The first thing which needs to be said, perhaps, is that this latest mishap, scarcely warranted the pessimism which O'Sullivan herself generated in her post-race interview.

To finish in the top 10 in a race of this quality after five years away from, cross country running, was certainly not the disaster which she described.

Part of the problem, it seems, is that her fixation for rehabilitation is such that every blip is exaggerated, every error magnified in the search for the formula which deserted her in Atlanta.

That point made, there is, unquestionably, a need for her to sit down with her advisers and look again at the options open to her this summer. There is a theory that this kind of challenge is best handled through competition and that if she continues to run at the top level, she will eventually emerge renewed.

The counter argument is that it would be advisable for her even in World Championship year, to take time out to appraise her situation, to discover where she's at and where she hopes to go.

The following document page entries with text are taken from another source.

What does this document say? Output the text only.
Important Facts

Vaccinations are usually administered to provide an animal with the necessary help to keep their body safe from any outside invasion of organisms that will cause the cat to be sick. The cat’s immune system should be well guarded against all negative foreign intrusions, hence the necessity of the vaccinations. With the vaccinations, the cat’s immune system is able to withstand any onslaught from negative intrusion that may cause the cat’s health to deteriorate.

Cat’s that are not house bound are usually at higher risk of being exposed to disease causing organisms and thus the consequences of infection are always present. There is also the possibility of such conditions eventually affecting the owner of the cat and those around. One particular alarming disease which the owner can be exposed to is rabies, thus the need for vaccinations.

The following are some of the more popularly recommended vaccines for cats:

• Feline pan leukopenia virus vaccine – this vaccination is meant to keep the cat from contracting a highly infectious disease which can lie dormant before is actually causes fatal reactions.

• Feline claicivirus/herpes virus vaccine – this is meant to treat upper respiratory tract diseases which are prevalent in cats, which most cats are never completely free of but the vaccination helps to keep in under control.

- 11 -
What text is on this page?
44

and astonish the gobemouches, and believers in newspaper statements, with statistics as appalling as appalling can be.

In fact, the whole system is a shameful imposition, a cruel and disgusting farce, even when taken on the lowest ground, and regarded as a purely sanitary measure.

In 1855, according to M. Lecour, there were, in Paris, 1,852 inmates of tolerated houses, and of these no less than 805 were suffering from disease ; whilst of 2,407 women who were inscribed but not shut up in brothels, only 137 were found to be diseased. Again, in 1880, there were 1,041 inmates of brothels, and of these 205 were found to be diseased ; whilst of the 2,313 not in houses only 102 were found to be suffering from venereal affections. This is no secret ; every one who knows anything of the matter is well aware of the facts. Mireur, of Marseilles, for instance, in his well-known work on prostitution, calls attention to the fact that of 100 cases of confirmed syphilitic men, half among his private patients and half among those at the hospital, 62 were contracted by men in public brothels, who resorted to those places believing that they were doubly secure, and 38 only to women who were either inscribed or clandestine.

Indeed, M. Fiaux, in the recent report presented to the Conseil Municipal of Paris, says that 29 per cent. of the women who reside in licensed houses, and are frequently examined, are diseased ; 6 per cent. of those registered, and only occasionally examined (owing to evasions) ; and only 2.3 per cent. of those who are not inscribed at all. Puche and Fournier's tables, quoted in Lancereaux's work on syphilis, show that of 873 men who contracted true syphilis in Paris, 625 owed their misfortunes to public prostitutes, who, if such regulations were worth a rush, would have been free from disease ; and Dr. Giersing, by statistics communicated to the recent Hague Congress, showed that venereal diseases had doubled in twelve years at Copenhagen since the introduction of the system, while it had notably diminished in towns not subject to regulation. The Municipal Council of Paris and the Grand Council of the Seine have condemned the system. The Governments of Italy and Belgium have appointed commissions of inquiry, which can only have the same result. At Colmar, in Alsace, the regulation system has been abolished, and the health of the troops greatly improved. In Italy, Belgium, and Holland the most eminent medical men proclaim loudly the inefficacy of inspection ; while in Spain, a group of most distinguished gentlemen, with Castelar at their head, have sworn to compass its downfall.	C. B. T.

If the monetary rewards in international sport been never been greater, neither have the pressures which go with them. And after seven years of non-stop competition at the highest level, it may be that O'Sullivan can benefit from a break.

Now, some honest questioning and valid answers are called for. The scars of last year's Olympic Games are, perhaps, even more painful for her than we had imagined and this at a remove of almost nine months.

Her assertion that her problems in Turin were more psychological than physical, reinforced a theory that was first articulated in Atlanta. That belated admission could be the start of the process of full rehabilitation, but for the moment, at least, the tribulations of our finest athlete are on-going.

Meanwhile, the showpiece of the cross country season is to be given a new sense of direction in Morocco next year when, for the first time, it will be expanded into a two-day event.

A men's 5,000 metres championship and a women's race over 4,000 metres are to be added to the programme, according to Primo Nebiola, the IAAF's controversial president, who says that the survival of the championships as one of the most important events on the athletics calendar rests in their ability to adapt to change.

The move, one imagines, is driven, in the first instance, by television demands and by extension, the dictates of sponsors and advertisers and is designed to present a more marketable package to those with commercial interests in the sport.

The appeal of the changes is that they will entice 1,500-metres and others with similar to embrace a facet of the sport which many of them have shunned in the past. The prospect of such attractive programming will make the television moguls even more receptive.

Among those who listened to the proposal with some misgiving, were officials of the Northern Ireland AAA who, led by the former, Olympic champion, Mary Peters, who were in Turin on a fact finding mission.

Their original budget was based on a one-day festival and the sums will now need to be re-examined as they prepare to stage the World Championships for the first time in 1998.

Matthew Douglas has been given a three months drug ban by the International Amateur Athletics Federation.

The Milton Keynes runner tested positive for the banned stimulant ephedrine after the Scottish Indoor Athletics Championships at Glasgow's Kelvin Hall in January.

Douglas had finished second to Jamie Baulch in the 400 metres.